While Germany also does not have a specific digital nomad visa yet, its visa for self-employment can provide the opportunity to live and work remotely in the country. This visa is initially issued for up to three years, and is available to freelancers and people who are setting up a business. You will have some tax responsibilities in Germany, too.

  • How to apply: According to the Make It in Germany website, you can contact your local German embassy or consulate and ask about self-employment visa forms. With these, make a formal appointment at the embassy or consulate to submit your application in person.
  • Cost: 75 euros ($75) for the visa application and up to 100 euros in handling fees.
  • Time to process: A few days to several weeks.


  • The Greek Digital Nomad Visa permits visitors to live and work in Greece. The visa is valid for up to one year, after which you can apply for a digital nomad residence permit.
  • How to apply: Contact the Greek consular authority in your country of residence. You can make the request via email or registered letter.
  • Cost: 75 euros for the application fee and 150 euros for an administration fee, according to Citizen Remote.
  • Time to process: The Greek consular authority is required to respond to your application within 10 days.


Italy’s government voted in favor a new visa for remote workers in March, but the upcoming election has delayed its implementation. In the meantime, nomads can apply for existing visas.

  • How to apply: Working expats can find instructions and requirements for existing visas depending on the length of their stay on Italy’s immigration website, which will direct them to the nearest Italian consulate to apply. For stays of more than 90 days, expatriates should apply for the self-employed visa, which requires applicants to have a minimum of yearly income 8,500 euros.
  • Cost: 116 euros.
  • Time to process: Up to 90 days for the National Visa.


Malta’s Nomad Residence Permit allows non-EU citizens and their family members to live and work on the island for a year. Applicants must have a minimum gross annual income of 32,400 euros.

  • How to apply: Visit the Residency Malta site and complete the application forms. You can apply entirely by email.
  • Cost: 300 euros, plus 27.50 euros for a residency permit.
  • Time to process: 30 working days starting from the receipt of funds.


Mexico offers a temporary resident visa. This program lets digital nomads live and work remotely in Mexico for up to four years. Applicants will need to show investment or bank account statements proving they’ve had a balance of at least $43,000 for each of the past 12 months, plus a monthly salary or pension of at least $2,500.
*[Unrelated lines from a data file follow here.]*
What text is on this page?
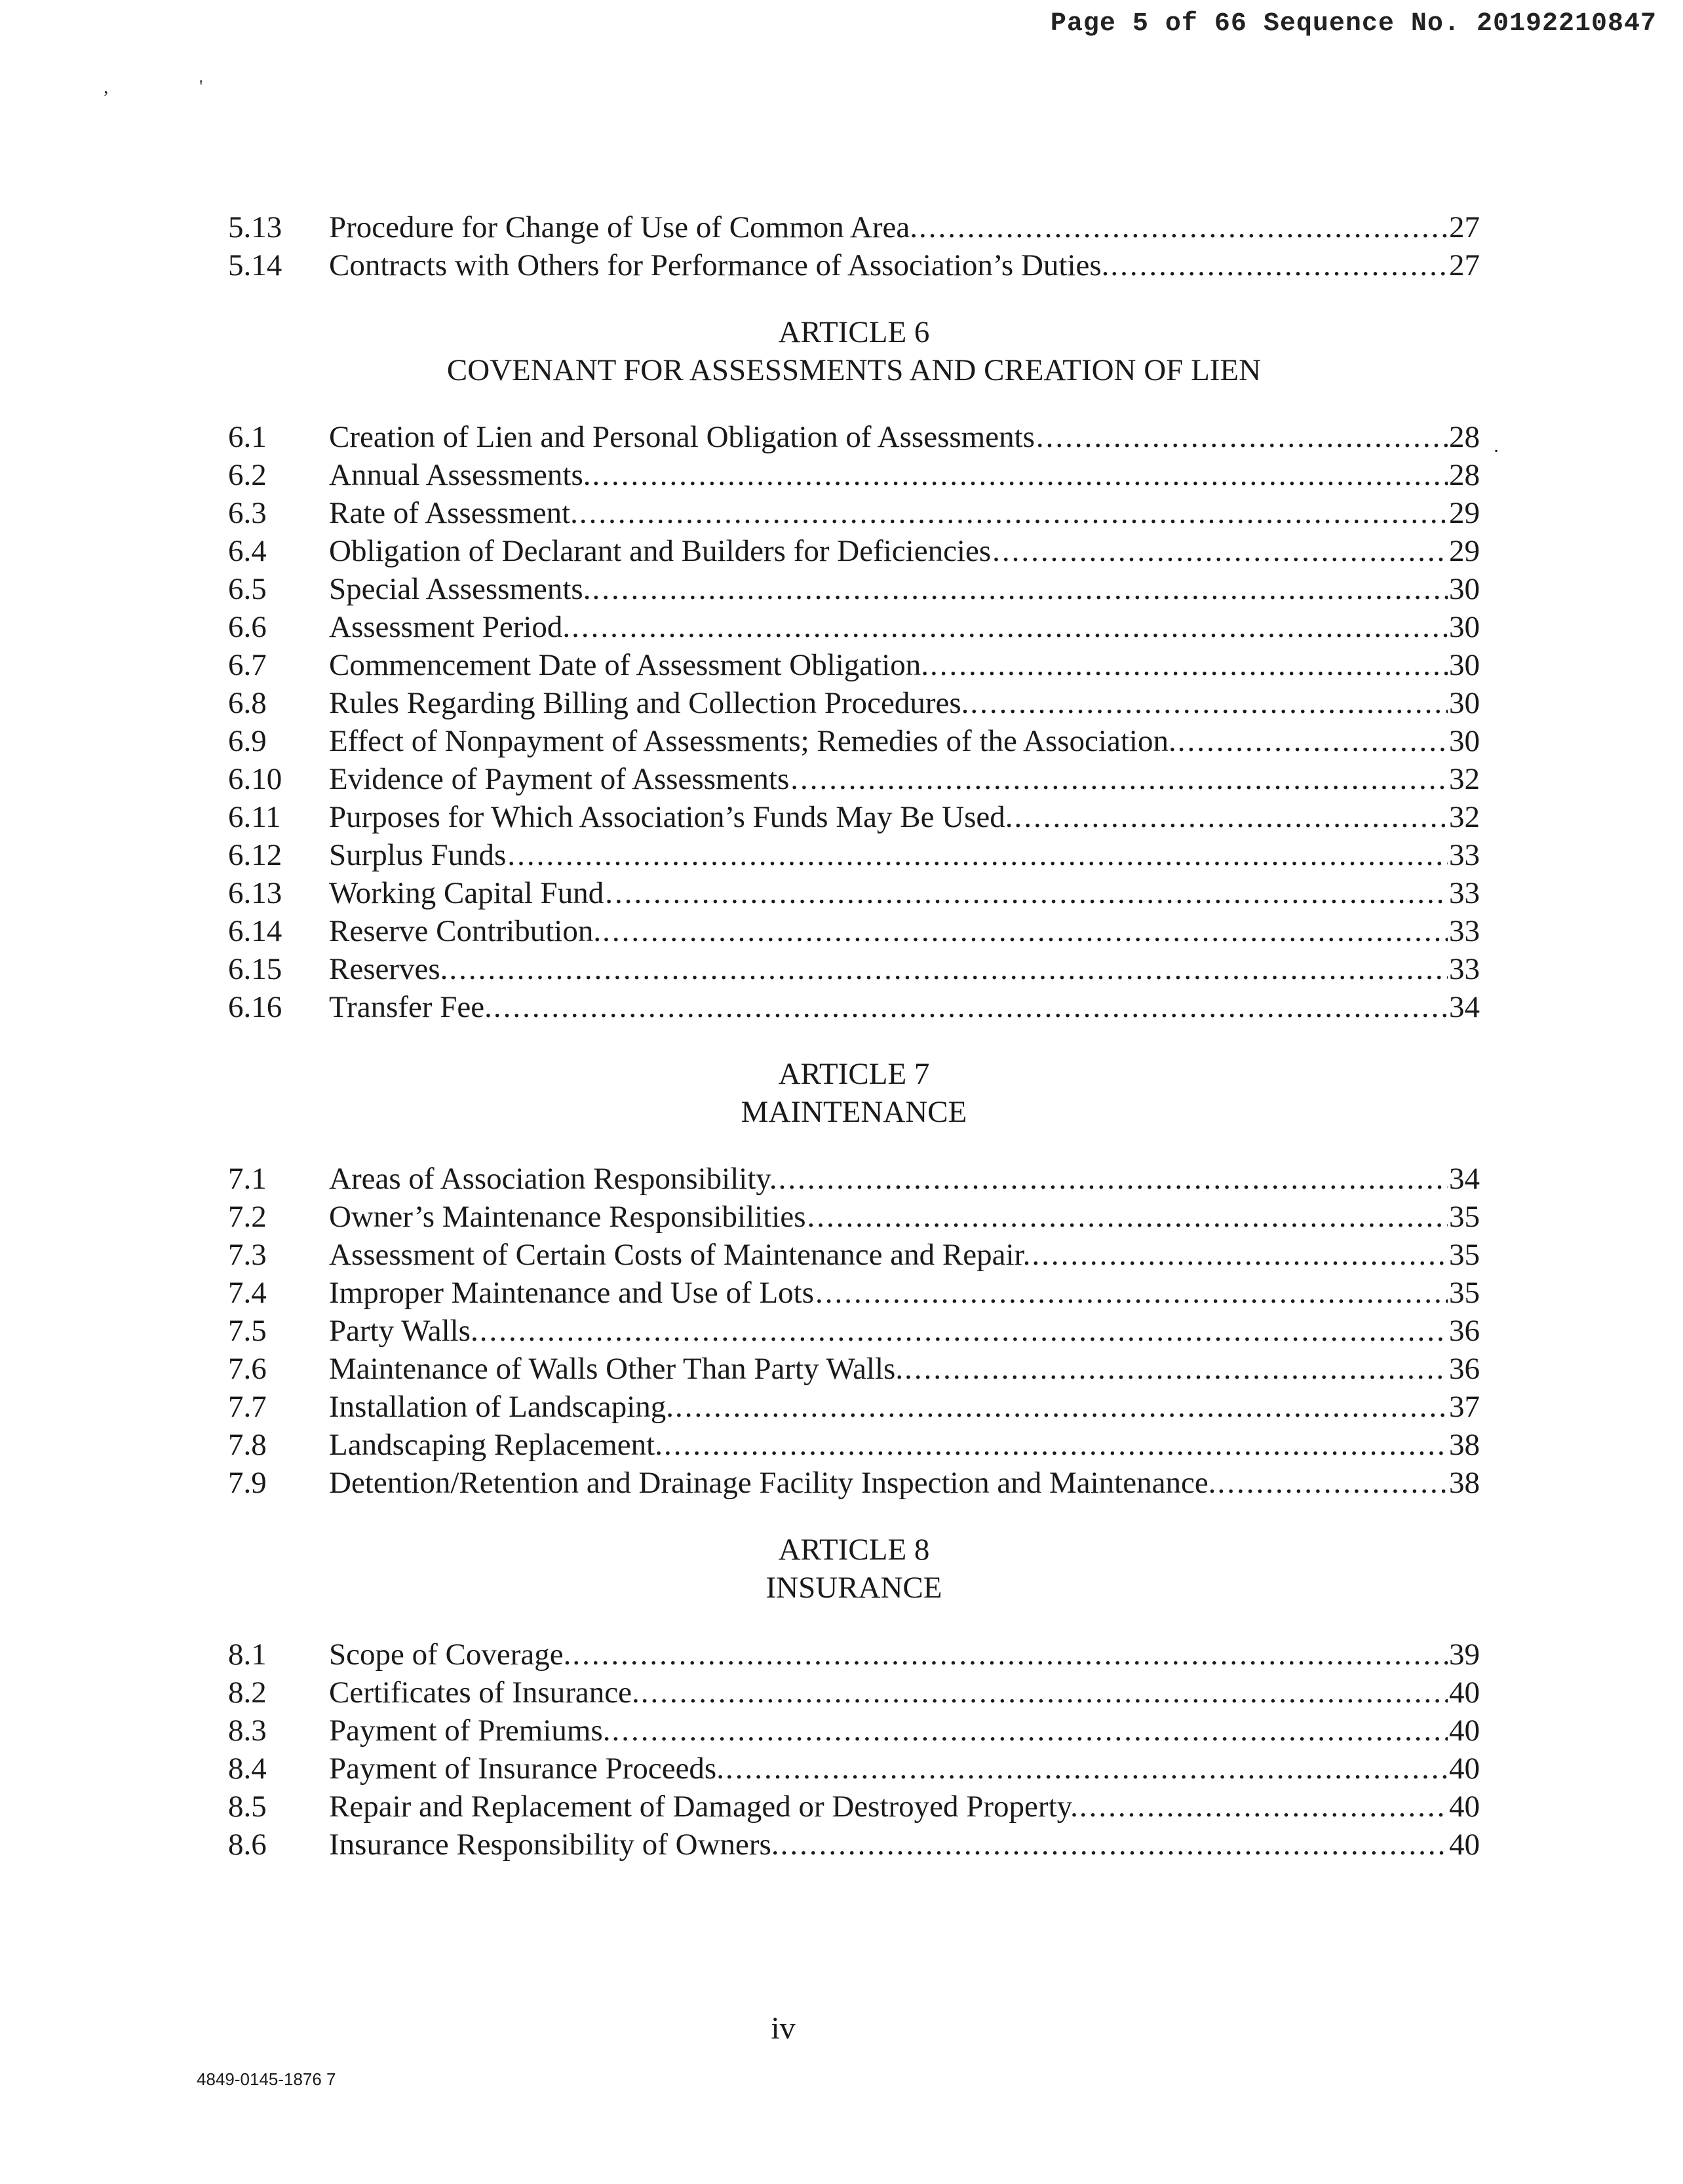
Page 5 of 66 Sequence No. 20192210847
,	'
·
5.13	Procedure for Change of Use of Common Area. .....	27
5.14	Contracts with Others for Performance of Association’s Duties. .....	27
ARTICLE 6
COVENANT FOR ASSESSMENTS AND CREATION OF LIEN
6.1	Creation of Lien and Personal Obligation of Assessments .....	28
6.2	Annual Assessments. .....	28
6.3	Rate of Assessment. .....	29
6.4	Obligation of Declarant and Builders for Deficiencies .....	29
6.5	Special Assessments. .....	30
6.6	Assessment Period. .....	30
6.7	Commencement Date of Assessment Obligation. .....	30
6.8	Rules Regarding Billing and Collection Procedures. .....	30
6.9	Effect of Nonpayment of Assessments; Remedies of the Association. .....	30
6.10	Evidence of Payment of Assessments .....	32
6.11	Purposes for Which Association’s Funds May Be Used. .....	32
6.12	Surplus Funds .....	33
6.13	Working Capital Fund .....	33
6.14	Reserve Contribution. .....	33
6.15	Reserves. .....	33
6.16	Transfer Fee. .....	34
ARTICLE 7
MAINTENANCE
7.1	Areas of Association Responsibility. .....	34
7.2	Owner’s Maintenance Responsibilities .....	35
7.3	Assessment of Certain Costs of Maintenance and Repair. .....	35
7.4	Improper Maintenance and Use of Lots .....	35
7.5	Party Walls. .....	36
7.6	Maintenance of Walls Other Than Party Walls. .....	36
7.7	Installation of Landscaping. .....	37
7.8	Landscaping Replacement. .....	38
7.9	Detention/Retention and Drainage Facility Inspection and Maintenance. .....	38
ARTICLE 8
INSURANCE
8.1	Scope of Coverage. .....	39
8.2	Certificates of Insurance. .....	40
8.3	Payment of Premiums. .....	40
8.4	Payment of Insurance Proceeds. .....	40
8.5	Repair and Replacement of Damaged or Destroyed Property. .....	40
8.6	Insurance Responsibility of Owners. .....	40
iv
4849-0145-1876 7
  • How to apply: Start with a visa application form, linked at the bottom of this page. Make an appointment with your local Mexican embassy or consulate to submit your form and discuss your specific visa. Expect to follow up with a trip to Mexico for a temporary resident card. You may want to apply with help from a translator, lawyer or visa professional.
  • Cost: $48 for the visa fee.
  • Time to process: Up to two months.


Although Portugal doesn’t have a specific digital nomad visa yet, it’s become a popular destination for expatriates thanks to the D7 visa, which is geared toward retirees and requires a minimum annual income of 8,460 euros. If a nomad plans to bring their family, an additional 50% of this annual income is required for a spouse and 30% for each dependent child. The D7 visa allows foreign nationals to stay for one year, and can be renewed for two years successively.

  • How to apply: Expect to complete both the application form for a Portuguese national visa and a form for the D7 visa. Then, make an appointment at the embassy or consulate to submit your application in person.
  • Cost: 75 euros for the temporary stay visa, 90 euros for a residency permit.
  • Time to process: 30 days for a temporary stay visa.